Do You Have Secondary Trauma?
I’ve been reading blog posts lately from nurses claiming to have PTSD (posttraumatic stress disorder) from getting their feelings hurt by management, basically. PTSD is a real and serious diagnosis not to be bestowed lightly on oneself regarding situations that are merely bothersome. I mention these posts only because they serve to offset the very real phenomenon of secondary trauma in nursing. Google “secondary trauma in nursing” for a disappointingly large list of studies on the topic. So many studies have been conducted on this topic that I’m surprised it isn’t discussed more. A simple, cursory glance through the findings of these studies indicates that secondary trauma is a significant issue for nurses, causing burnout, depression, and absenteeism and even causing nurses to leave the profession altogether.
What is it? Secondary trauma is just what it sounds like. You get traumatized second-hand, from trauma that isn’t even yours. How does it happen? Nurses do not work in the land of unicorns and rainbows, despite the ads from the Johnson & Johnson “Discover Nursing” campaign. Sometimes we do take care of cute babies who aren’t very sick, and on occasion we make a huge difference by rearranging someone’s pillow or doling out warm blankets. Mostly, however, we wade around in tragedy at least part of the time. Depending on our specialty, it can be most of the time. Nurses like me who work in emergency departments and those who work in critical care areas or hospice may be particularly susceptible to secondary trauma.
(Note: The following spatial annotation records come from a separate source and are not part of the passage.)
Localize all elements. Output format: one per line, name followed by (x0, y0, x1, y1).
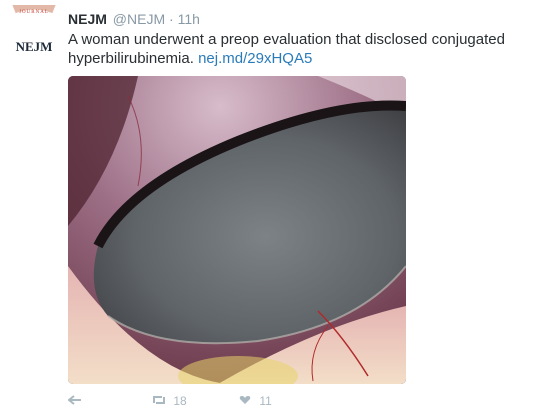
heart-icon (238, 394, 252, 404)
tweet-text: A woman underwent a preop evaluation tha… (68, 30, 528, 68)
tweet-header: NEJM @NEJM · 11h (68, 11, 200, 27)
retweet-button[interactable]: 18 (152, 394, 187, 408)
reply-button[interactable] (67, 394, 82, 408)
retweet-icon (152, 394, 166, 404)
tweet[interactable]: JOURNAL NEJM NEJM @NEJM · 11h A woman un… (0, 0, 546, 408)
tweet-timestamp[interactable]: 11h (178, 11, 200, 27)
tweet-link[interactable]: nej.md/29xHQA5 (198, 50, 312, 67)
tweet-actions: 18 11 (67, 394, 368, 408)
nejm-logo-icon: JOURNAL NEJM (12, 5, 56, 54)
tweet-photo[interactable] (68, 76, 406, 384)
avatar-wordmark: NEJM (16, 39, 53, 54)
svg-text:JOURNAL: JOURNAL (19, 10, 49, 15)
author-name[interactable]: NEJM (68, 11, 107, 27)
laparoscopic-photo-image (68, 76, 406, 384)
like-button[interactable]: 11 (238, 394, 272, 408)
avatar[interactable]: JOURNAL NEJM (10, 5, 58, 60)
retweet-count: 18 (173, 394, 187, 408)
author-handle[interactable]: @NEJM (113, 11, 165, 27)
meta-separator: · (169, 11, 174, 27)
reply-icon (67, 394, 82, 405)
like-count: 11 (259, 394, 272, 408)
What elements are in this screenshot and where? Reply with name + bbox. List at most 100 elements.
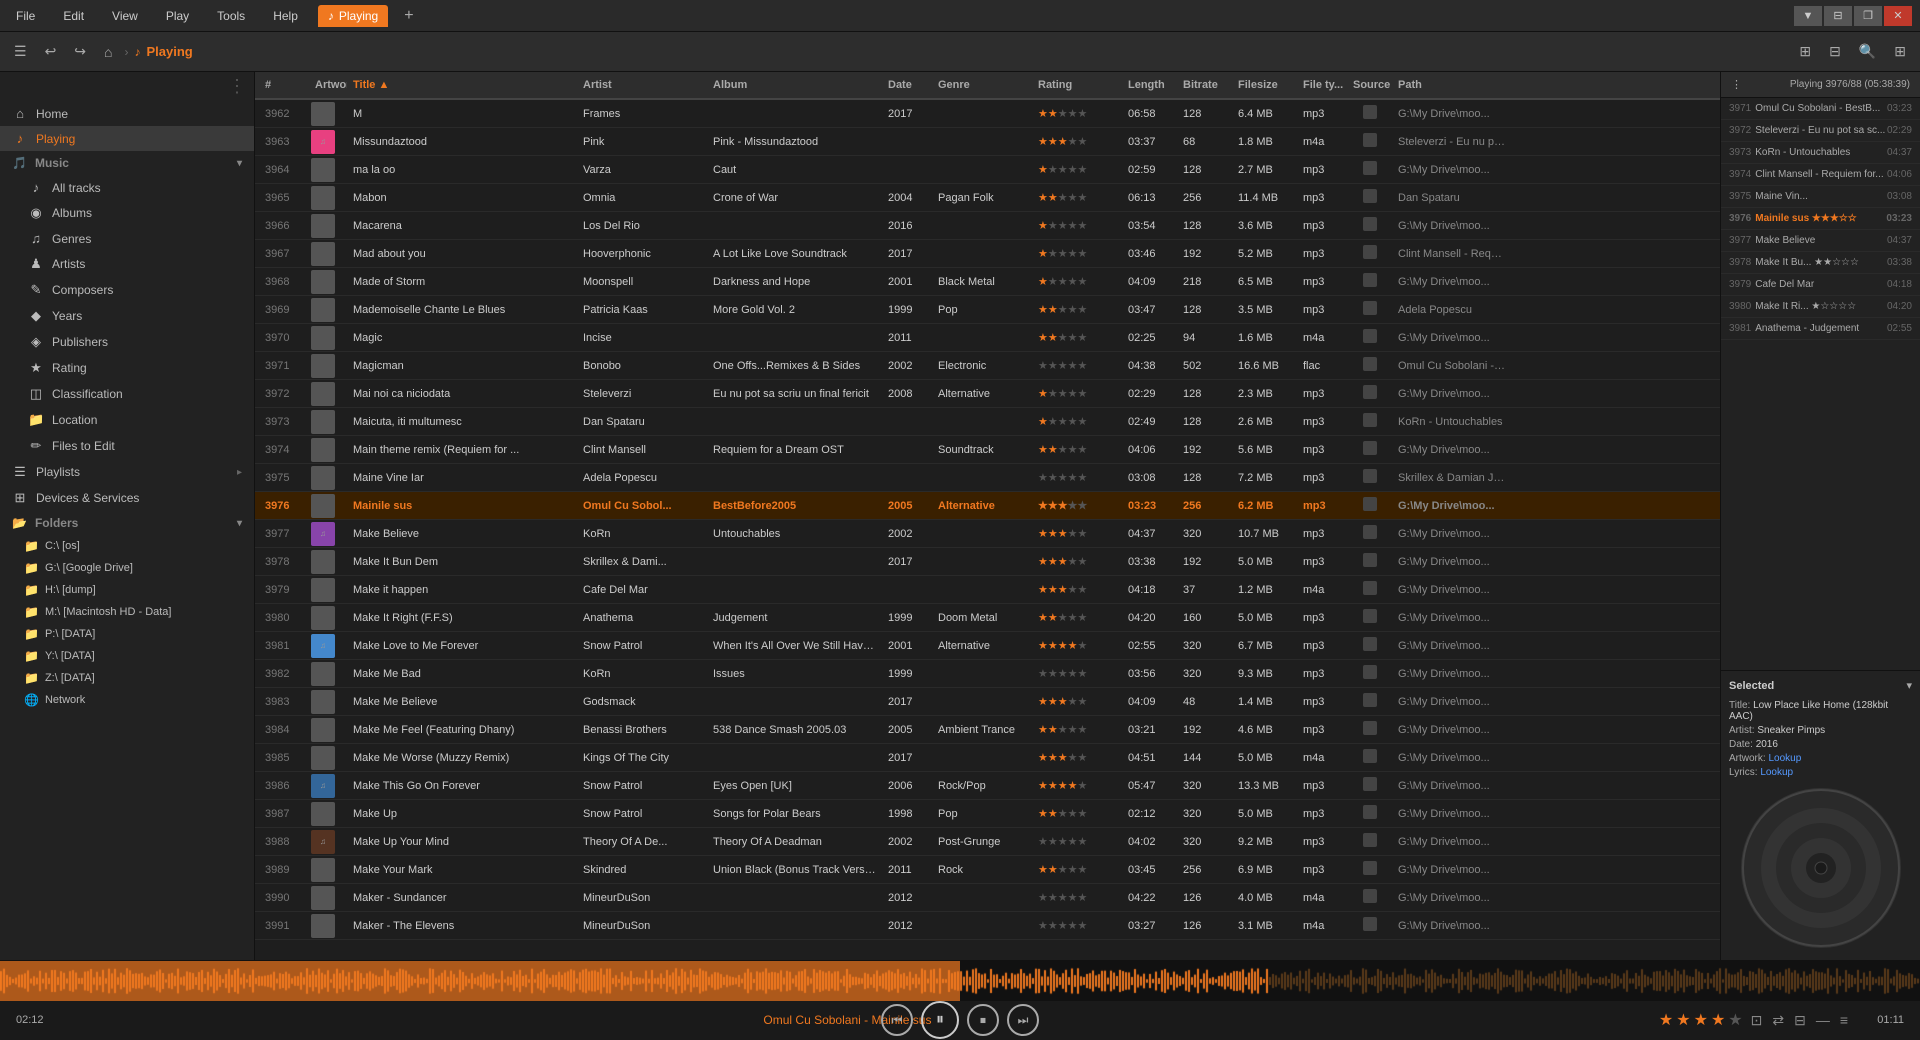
- sidebar-item-location[interactable]: 📁 Location: [0, 407, 254, 433]
- folder-c[interactable]: 📁 C:\ [os]: [0, 535, 254, 557]
- maximize-button[interactable]: ⊟: [1824, 6, 1852, 26]
- track-row[interactable]: 3991 Maker - The Elevens MineurDuSon 201…: [255, 912, 1720, 940]
- track-row[interactable]: 3987 Make Up Snow Patrol Songs for Polar…: [255, 800, 1720, 828]
- playing-tab[interactable]: ♪ Playing: [318, 5, 388, 27]
- restore-button[interactable]: ❐: [1854, 6, 1882, 26]
- col-header-bitrate[interactable]: Bitrate: [1177, 79, 1232, 91]
- list-view-button[interactable]: ⊞: [1793, 39, 1817, 64]
- track-row[interactable]: 3982 Make Me Bad KoRn Issues 1999 ★★★★★ …: [255, 660, 1720, 688]
- menu-toggle-button[interactable]: ☰: [8, 39, 33, 64]
- folder-p[interactable]: 📁 P:\ [DATA]: [0, 623, 254, 645]
- close-button[interactable]: ✕: [1884, 6, 1912, 26]
- col-header-rating[interactable]: Rating: [1032, 79, 1122, 91]
- sidebar-item-publishers[interactable]: ◈ Publishers: [0, 329, 254, 355]
- add-tab-button[interactable]: +: [404, 7, 413, 25]
- col-header-length[interactable]: Length: [1122, 79, 1177, 91]
- col-header-date[interactable]: Date: [882, 79, 932, 91]
- waveform[interactable]: [0, 961, 1920, 1001]
- cast-icon[interactable]: ⊟: [1794, 1012, 1806, 1029]
- col-header-album[interactable]: Album: [707, 79, 882, 91]
- track-row[interactable]: 3983 Make Me Believe Godsmack 2017 ★★★★★…: [255, 688, 1720, 716]
- track-row[interactable]: 3970 Magic Incise 2011 ★★★★★ 02:25 94 1.…: [255, 324, 1720, 352]
- sidebar-item-albums[interactable]: ◉ Albums: [0, 200, 254, 226]
- folder-h[interactable]: 📁 H:\ [dump]: [0, 579, 254, 601]
- sidebar-item-years[interactable]: ◆ Years: [0, 303, 254, 329]
- next-button[interactable]: ⏭: [1007, 1004, 1039, 1036]
- menu-help[interactable]: Help: [265, 5, 306, 27]
- star-1[interactable]: ★: [1659, 1010, 1673, 1030]
- menu-edit[interactable]: Edit: [55, 5, 92, 27]
- prev-button[interactable]: ⏮: [881, 1004, 913, 1036]
- aspect-ratio-icon[interactable]: ⊡: [1751, 1012, 1763, 1029]
- track-row[interactable]: 3981 ♫ Make Love to Me Forever Snow Patr…: [255, 632, 1720, 660]
- track-row[interactable]: 3977 ♫ Make Believe KoRn Untouchables 20…: [255, 520, 1720, 548]
- col-header-artwork[interactable]: Artwork: [309, 79, 347, 91]
- folder-m[interactable]: 📁 M:\ [Macintosh HD - Data]: [0, 601, 254, 623]
- track-row[interactable]: 3971 Magicman Bonobo One Offs...Remixes …: [255, 352, 1720, 380]
- track-row[interactable]: 3988 ♫ Make Up Your Mind Theory Of A De.…: [255, 828, 1720, 856]
- track-row[interactable]: 3990 Maker - Sundancer MineurDuSon 2012 …: [255, 884, 1720, 912]
- track-row[interactable]: 3974 Main theme remix (Requiem for ... C…: [255, 436, 1720, 464]
- queue-item[interactable]: 3977Make Believe04:37: [1721, 230, 1920, 252]
- stop-button[interactable]: ⏹: [967, 1004, 999, 1036]
- queue-item[interactable]: 3981Anathema - Judgement02:55: [1721, 318, 1920, 340]
- sidebar-group-music[interactable]: 🎵 Music ▾: [0, 151, 254, 175]
- track-row[interactable]: 3966 Macarena Los Del Rio 2016 ★★★★★ 03:…: [255, 212, 1720, 240]
- track-row[interactable]: 3972 Mai noi ca niciodata Steleverzi Eu …: [255, 380, 1720, 408]
- sidebar-item-home[interactable]: ⌂ Home: [0, 101, 254, 126]
- track-row[interactable]: 3973 Maicuta, iti multumesc Dan Spataru …: [255, 408, 1720, 436]
- track-row[interactable]: 3975 Maine Vine Iar Adela Popescu ★★★★★ …: [255, 464, 1720, 492]
- star-5[interactable]: ★: [1728, 1010, 1742, 1030]
- track-row[interactable]: 3965 Mabon Omnia Crone of War 2004 Pagan…: [255, 184, 1720, 212]
- track-row[interactable]: 3968 Made of Storm Moonspell Darkness an…: [255, 268, 1720, 296]
- menu-play[interactable]: Play: [158, 5, 197, 27]
- back-button[interactable]: ↩: [39, 39, 63, 64]
- col-header-genre[interactable]: Genre: [932, 79, 1032, 91]
- right-panel-dots-icon[interactable]: ⋮: [1731, 78, 1742, 91]
- track-row[interactable]: 3984 Make Me Feel (Featuring Dhany) Bena…: [255, 716, 1720, 744]
- sidebar-item-artists[interactable]: ♟ Artists: [0, 251, 254, 277]
- home-button[interactable]: ⌂: [98, 40, 118, 64]
- star-3[interactable]: ★: [1694, 1010, 1708, 1030]
- details-toggle-button[interactable]: ⊟: [1823, 39, 1847, 64]
- folder-g[interactable]: 📁 G:\ [Google Drive]: [0, 557, 254, 579]
- player-rating[interactable]: ★ ★ ★ ★ ★: [1659, 1010, 1743, 1030]
- menu-file[interactable]: File: [8, 5, 43, 27]
- menu-tools[interactable]: Tools: [209, 5, 253, 27]
- pause-button[interactable]: ⏸: [921, 1001, 959, 1039]
- folder-y[interactable]: 📁 Y:\ [DATA]: [0, 645, 254, 667]
- expand-icon[interactable]: ≡: [1840, 1012, 1848, 1028]
- track-row[interactable]: 3963 ♫ Missundaztood Pink Pink - Missund…: [255, 128, 1720, 156]
- shuffle-icon[interactable]: ⇄: [1772, 1012, 1784, 1029]
- track-row[interactable]: 3967 Mad about you Hooverphonic A Lot Li…: [255, 240, 1720, 268]
- star-2[interactable]: ★: [1676, 1010, 1690, 1030]
- track-row[interactable]: 3980 Make It Right (F.F.S) Anathema Judg…: [255, 604, 1720, 632]
- queue-item[interactable]: 3973KoRn - Untouchables04:37: [1721, 142, 1920, 164]
- track-row[interactable]: 3985 Make Me Worse (Muzzy Remix) Kings O…: [255, 744, 1720, 772]
- col-header-source[interactable]: Source: [1347, 79, 1392, 91]
- sidebar-item-rating[interactable]: ★ Rating: [0, 355, 254, 381]
- queue-item[interactable]: 3976Mainile sus ★★★☆☆03:23: [1721, 208, 1920, 230]
- menu-view[interactable]: View: [104, 5, 146, 27]
- sidebar-item-composers[interactable]: ✎ Composers: [0, 277, 254, 303]
- minimize-button[interactable]: ▼: [1794, 6, 1822, 26]
- track-row[interactable]: 3964 ma la oo Varza Caut ★★★★★ 02:59 128…: [255, 156, 1720, 184]
- star-4[interactable]: ★: [1711, 1010, 1725, 1030]
- forward-button[interactable]: ↪: [68, 39, 92, 64]
- sidebar-item-playlists[interactable]: ☰ Playlists ▸: [0, 459, 254, 485]
- track-table-body[interactable]: 3962 M Frames 2017 ★★★★★ 06:58 128 6.4 M…: [255, 100, 1720, 960]
- sidebar-item-genres[interactable]: ♫ Genres: [0, 226, 254, 251]
- queue-item[interactable]: 3974Clint Mansell - Requiem for...04:06: [1721, 164, 1920, 186]
- track-row[interactable]: 3962 M Frames 2017 ★★★★★ 06:58 128 6.4 M…: [255, 100, 1720, 128]
- sidebar-dots-icon[interactable]: ⋮: [228, 76, 246, 97]
- queue-item[interactable]: 3971Omul Cu Sobolani - BestB...03:23: [1721, 98, 1920, 120]
- col-header-path[interactable]: Path: [1392, 79, 1512, 91]
- search-button[interactable]: 🔍: [1853, 39, 1882, 64]
- folder-network[interactable]: 🌐 Network: [0, 689, 254, 711]
- queue-item[interactable]: 3979Cafe Del Mar04:18: [1721, 274, 1920, 296]
- track-row[interactable]: 3986 ♫ Make This Go On Forever Snow Patr…: [255, 772, 1720, 800]
- sidebar-item-playing[interactable]: ♪ Playing: [0, 126, 254, 151]
- track-row[interactable]: 3989 Make Your Mark Skindred Union Black…: [255, 856, 1720, 884]
- sidebar-item-classification[interactable]: ◫ Classification: [0, 381, 254, 407]
- queue-item[interactable]: 3972Steleverzi - Eu nu pot sa sc...02:29: [1721, 120, 1920, 142]
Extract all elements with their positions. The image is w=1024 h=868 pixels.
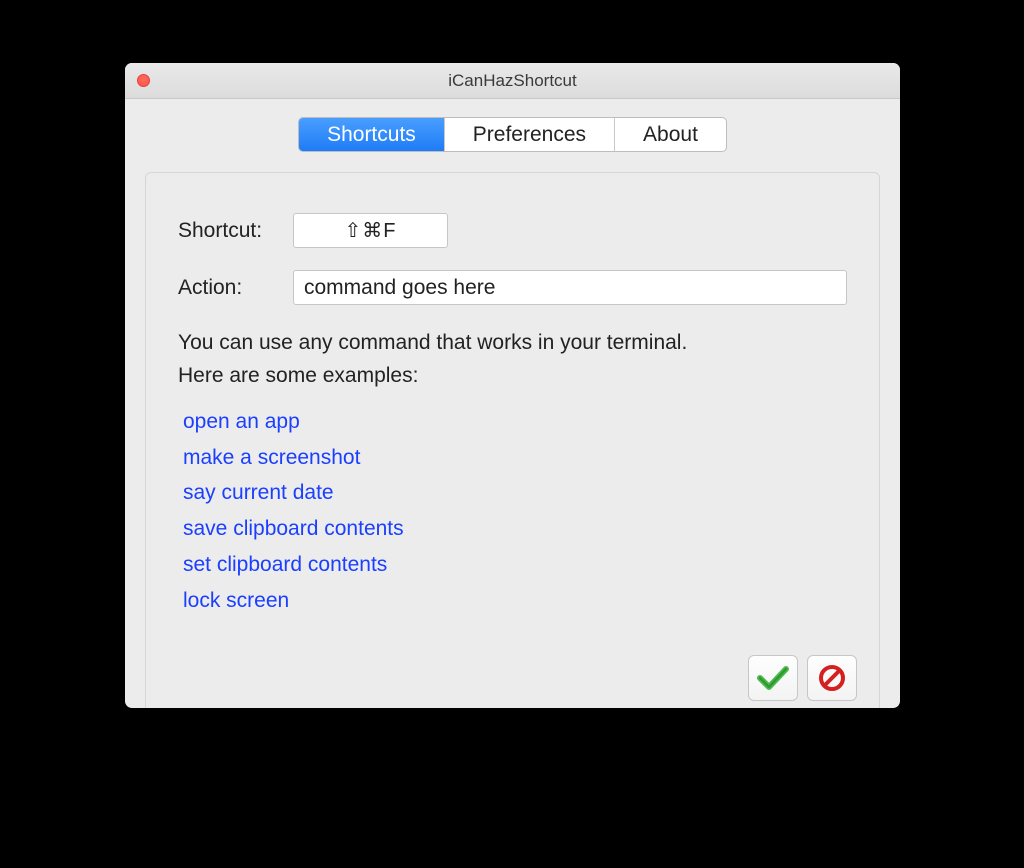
help-line-2: Here are some examples:	[178, 364, 418, 387]
example-link[interactable]: save clipboard contents	[183, 511, 847, 547]
action-label: Action:	[178, 276, 293, 300]
tab-preferences[interactable]: Preferences	[445, 118, 615, 151]
titlebar: iCanHazShortcut	[125, 63, 900, 99]
action-input[interactable]	[293, 270, 847, 305]
check-icon	[757, 664, 789, 692]
help-text: You can use any command that works in yo…	[178, 327, 847, 392]
action-row: Action:	[178, 270, 847, 305]
cancel-icon	[818, 664, 846, 692]
example-link[interactable]: make a screenshot	[183, 440, 847, 476]
tab-segment: Shortcuts Preferences About	[298, 117, 727, 152]
tab-bar: Shortcuts Preferences About	[125, 117, 900, 152]
shortcut-input[interactable]: ⇧⌘F	[293, 213, 448, 248]
tab-shortcuts[interactable]: Shortcuts	[299, 118, 445, 151]
button-row	[748, 655, 857, 701]
shortcut-row: Shortcut: ⇧⌘F	[178, 213, 847, 248]
example-link[interactable]: set clipboard contents	[183, 547, 847, 583]
examples-list: open an app make a screenshot say curren…	[183, 404, 847, 618]
confirm-button[interactable]	[748, 655, 798, 701]
example-link[interactable]: lock screen	[183, 583, 847, 619]
app-window: iCanHazShortcut Shortcuts Preferences Ab…	[125, 63, 900, 708]
main-panel: Shortcut: ⇧⌘F Action: You can use any co…	[145, 172, 880, 708]
window-title: iCanHazShortcut	[448, 71, 577, 91]
example-link[interactable]: say current date	[183, 475, 847, 511]
example-link[interactable]: open an app	[183, 404, 847, 440]
cancel-button[interactable]	[807, 655, 857, 701]
close-icon[interactable]	[137, 74, 150, 87]
shortcut-label: Shortcut:	[178, 219, 293, 243]
tab-about[interactable]: About	[615, 118, 726, 151]
help-line-1: You can use any command that works in yo…	[178, 331, 687, 354]
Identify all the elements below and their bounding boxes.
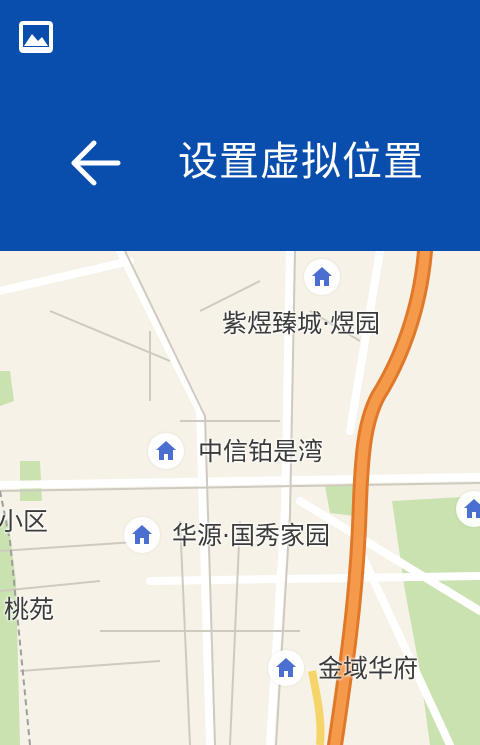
home-icon[interactable] [268,650,304,686]
poi-label: 紫煜臻城·煜园 [222,309,380,338]
poi-label: 华源·国秀家园 [172,521,330,550]
poi-label: 中信铂是湾 [198,437,324,466]
poi-label: 金域华府 [318,654,419,683]
map-view[interactable]: 紫煜臻城·煜园 中信铂是湾 华源·国秀家园 金域华府 小区 桃苑 [0,251,480,745]
home-icon[interactable] [304,259,340,295]
arrow-left-icon [71,140,121,186]
partial-label: 桃苑 [4,595,55,624]
home-icon[interactable] [124,517,160,553]
back-button[interactable] [66,136,126,190]
page-title: 设置虚拟位置 [178,139,424,185]
home-icon[interactable] [148,433,184,469]
app-header: 设置虚拟位置 [0,0,480,251]
partial-label: 小区 [0,507,49,536]
image-icon [18,20,54,54]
Some situations or types of situations are more obvious than others as candidates for causing secondary trauma. For example, nurses who work closely with patients (and let’s not forget their affected family members) who have been raped, brutalized, or disabled by trauma would seem obviously likely to be affected by the ongoing despair. However, nurses who do not work in trauma or critical care areas still witness personal tragedy regularly. What of the stream of elderly who have been abandoned by their families and fall into the social-work black hole where they cannot receive the care they need? What of the parade of terminally ill patients? These situations are tragic and draining as well, even if they are not trauma in technicolor.
Do you find yourself wishing more often you were somewhere else at work? Do you dread going to work at all? Are you sick more often than you used to be? Do you see specific patients or scenes behind your eyelids when you are trying to fall asleep? Are you unable to stop thinking about certain situations you have witnessed at work? Do you feel yourself putting the brakes on your compassion because you just have nothing left to give?
These are all signs of secondary trauma (and compassion fatigue, the fastest and most common result of it), and if you don’t address it, it will just get worse. Hospitals often have formal debriefing systems set up for huge obvious traumatic situations (take advantage of those when they’re offered, please), but they fall down on the job when it comes to this creeping secondary trauma which builds from multiple episodes of lesser drama and obviousness. They do often offer EAP (employee assistance program) benefits, and I don’t see a downside to taking advantage of help when it’s there waiting to be used.
It is every individual nurse’s responsibility to notice and address potential secondary trauma in ourselves, because it affects our health and our patient care. It may even eventually render us unable to do our jobs at all. The culture of nursing can sway us toward thinking that asking for help shows weakness, but we can decide to change that. Secondary trauma is unarguably an issue in our field, and it is our duty to address it.